Şatonuzun sonsuz göründüğü ve geleceğinizin heyecan verici ve parlak göründüğü günler çok geride kalmıştı. Siz artık her odaya aynı sevgi ve hayranlıkla bakmıyordunuz. Bir zamanlar gurur duyduğunuz odaların şimdi artık ortadan kalkmalarını istiyordunuz. Bu odalardan kurtulmanın yollarını bulmaya çalıştınız ama onlar şatonuzun yapısınun bir parçasıydılar. Artık hoşlanmadığınız her odanın kapısını kapatmış olduğunuzdan bir gün geldi siz o odaları hepten unuttunuz...
İlk başta ne yaptığınızın farkında değildiniz.
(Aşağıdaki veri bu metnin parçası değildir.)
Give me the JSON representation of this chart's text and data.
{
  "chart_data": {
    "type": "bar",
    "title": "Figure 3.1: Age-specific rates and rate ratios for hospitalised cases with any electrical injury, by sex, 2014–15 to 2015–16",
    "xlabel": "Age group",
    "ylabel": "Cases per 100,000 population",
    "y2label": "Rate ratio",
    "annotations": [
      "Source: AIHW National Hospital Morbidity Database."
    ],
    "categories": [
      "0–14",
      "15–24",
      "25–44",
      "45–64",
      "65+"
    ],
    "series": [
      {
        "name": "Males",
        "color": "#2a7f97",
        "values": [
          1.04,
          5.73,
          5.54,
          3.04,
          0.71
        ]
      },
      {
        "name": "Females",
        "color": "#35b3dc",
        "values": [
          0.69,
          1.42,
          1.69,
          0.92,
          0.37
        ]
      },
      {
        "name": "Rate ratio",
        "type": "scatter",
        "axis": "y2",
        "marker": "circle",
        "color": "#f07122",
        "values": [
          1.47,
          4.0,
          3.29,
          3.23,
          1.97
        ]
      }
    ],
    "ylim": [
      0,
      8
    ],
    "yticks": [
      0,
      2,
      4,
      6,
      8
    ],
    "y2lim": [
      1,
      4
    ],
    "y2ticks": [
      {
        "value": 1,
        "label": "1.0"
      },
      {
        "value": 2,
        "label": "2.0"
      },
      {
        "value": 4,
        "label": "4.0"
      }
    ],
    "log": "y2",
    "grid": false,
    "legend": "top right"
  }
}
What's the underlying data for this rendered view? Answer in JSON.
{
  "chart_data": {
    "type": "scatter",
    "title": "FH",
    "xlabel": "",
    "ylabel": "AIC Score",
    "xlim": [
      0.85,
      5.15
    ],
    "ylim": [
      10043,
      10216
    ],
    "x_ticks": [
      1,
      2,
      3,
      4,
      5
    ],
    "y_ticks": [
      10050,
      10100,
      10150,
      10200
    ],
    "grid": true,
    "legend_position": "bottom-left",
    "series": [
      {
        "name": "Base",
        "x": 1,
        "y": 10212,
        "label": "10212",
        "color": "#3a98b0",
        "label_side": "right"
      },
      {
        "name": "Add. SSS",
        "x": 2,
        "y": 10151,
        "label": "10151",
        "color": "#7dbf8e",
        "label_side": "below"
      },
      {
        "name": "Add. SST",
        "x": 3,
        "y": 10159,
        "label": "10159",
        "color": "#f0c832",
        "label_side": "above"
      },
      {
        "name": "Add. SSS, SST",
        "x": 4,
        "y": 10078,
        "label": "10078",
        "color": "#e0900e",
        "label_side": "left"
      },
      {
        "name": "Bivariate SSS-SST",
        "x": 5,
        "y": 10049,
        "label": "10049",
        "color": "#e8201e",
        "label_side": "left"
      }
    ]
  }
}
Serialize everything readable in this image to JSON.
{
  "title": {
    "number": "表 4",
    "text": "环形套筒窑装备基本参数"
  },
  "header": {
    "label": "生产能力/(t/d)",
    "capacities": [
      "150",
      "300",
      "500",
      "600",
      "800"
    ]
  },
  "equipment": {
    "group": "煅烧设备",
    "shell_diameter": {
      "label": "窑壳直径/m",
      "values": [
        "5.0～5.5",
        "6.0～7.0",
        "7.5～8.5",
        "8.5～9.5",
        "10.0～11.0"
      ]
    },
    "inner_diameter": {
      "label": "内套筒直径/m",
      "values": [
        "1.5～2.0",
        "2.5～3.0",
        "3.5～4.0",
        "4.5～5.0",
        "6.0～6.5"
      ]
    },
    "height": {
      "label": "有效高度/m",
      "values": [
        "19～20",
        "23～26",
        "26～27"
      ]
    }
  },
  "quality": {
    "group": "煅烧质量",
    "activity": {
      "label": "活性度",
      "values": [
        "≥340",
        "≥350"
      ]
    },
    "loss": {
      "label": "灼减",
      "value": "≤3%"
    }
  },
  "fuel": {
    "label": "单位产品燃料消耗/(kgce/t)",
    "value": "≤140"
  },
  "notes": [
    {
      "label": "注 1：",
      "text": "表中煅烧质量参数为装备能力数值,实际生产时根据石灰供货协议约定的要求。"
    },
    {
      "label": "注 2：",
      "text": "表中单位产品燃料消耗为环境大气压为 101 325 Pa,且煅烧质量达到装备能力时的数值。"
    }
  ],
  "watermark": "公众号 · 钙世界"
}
Bu sadece bir alışkanlık haline gelmişti. Herkes size muhteşem bir şatonun nasıl görünmesi gerektiği konusunda farklı mesajlar veriyordu ve tüm şatonuzu seven iç sesinize güvenmek yerine onlara kulak vermek çok daha kolaydı. Bu odaları kapatmak aslında sizin kendinizi güvende hissetmenizi sağlamıştı. Çok geçmeden kendinizi sadece birkaç küçük odada yaşar buldunuz. Yaşamı nasıl kapatacağınızı öğrenmiştiniz ve bunu yapmaktan rahatlık duyuyordunuz. Birçoğumuz o kadar çok odayı kapattık ki sonunda bir zamanlar şato olduğumuzu bile unuttuk. Sadece küçük iki odalı tamire muhtaç bir ev olduğumuza inanmaya başladık.
Şimdi şatonuzu iyi ve kötü tüm benliğinizi barındırdığınız yer olarak düşünün ve gezegende var olan her veçhenin sizin içinizde bulunduğunu hayal edin. Odalarınızdan biri sevgi biri cesaret biri incelik ve bir başkası da zarafettir. Orada sayısız oda vardır. Yaratıcılık dişilik dürüstlük bütünlük sağlık iddialılık seksilik güç üretkenlik nefret açgözlülük soğukluk tembellik küstahlık hastalık ve kötülük şatonuzdaki diğer odalardır.
Her bir oda yapının asli parçasıdır ve her bir oda şatonuzun bir yerlerinde bir zıt kutbuna sahiptir. Kendimizden hoşnutsuzluğumuz bizde şatomuzun tüm kayıp odalarını arama güdüsü yaratır. Biz ancak şatomuzun tüm odalarını açarak kendi benzersizliğimizin anahtarını bulabiliriz.
Bu şato size benliğinizin büyüklüğünü kavramanıza yardımcı olmak için sunulmuş bir mecazdır. Her birimiz içimizde bu kutsal yere sahibiz. Eğer biz tüm benliğimizi görmeye hazır ve istekliysek oraya kolayca girebiliriz. Çoğumuz bu kapının ardında bulacağımız şeyden korkarız. Böylece heyecan ve harika dolu gizli benliğimizi bulmak için bir serüvene girişeceğimize bu odalar yokmuş gibi davranmayı sürdürürüz. Böylece bu kısırdöngü sürer gider. Ama eğer yaşamınızın yönünü değiştirmeyi gerçekten istiyorsanız şatonuza girip yavaş yavaş her kapıyı açmanız gerekir. Ancak tüm benliğinizin mevcudiyetiyle siz ihtişamınızı takdir edebilir ve yaşamınızın bütünlüğünün ve benzersizliğinin tadını çıkarabilirsiniz.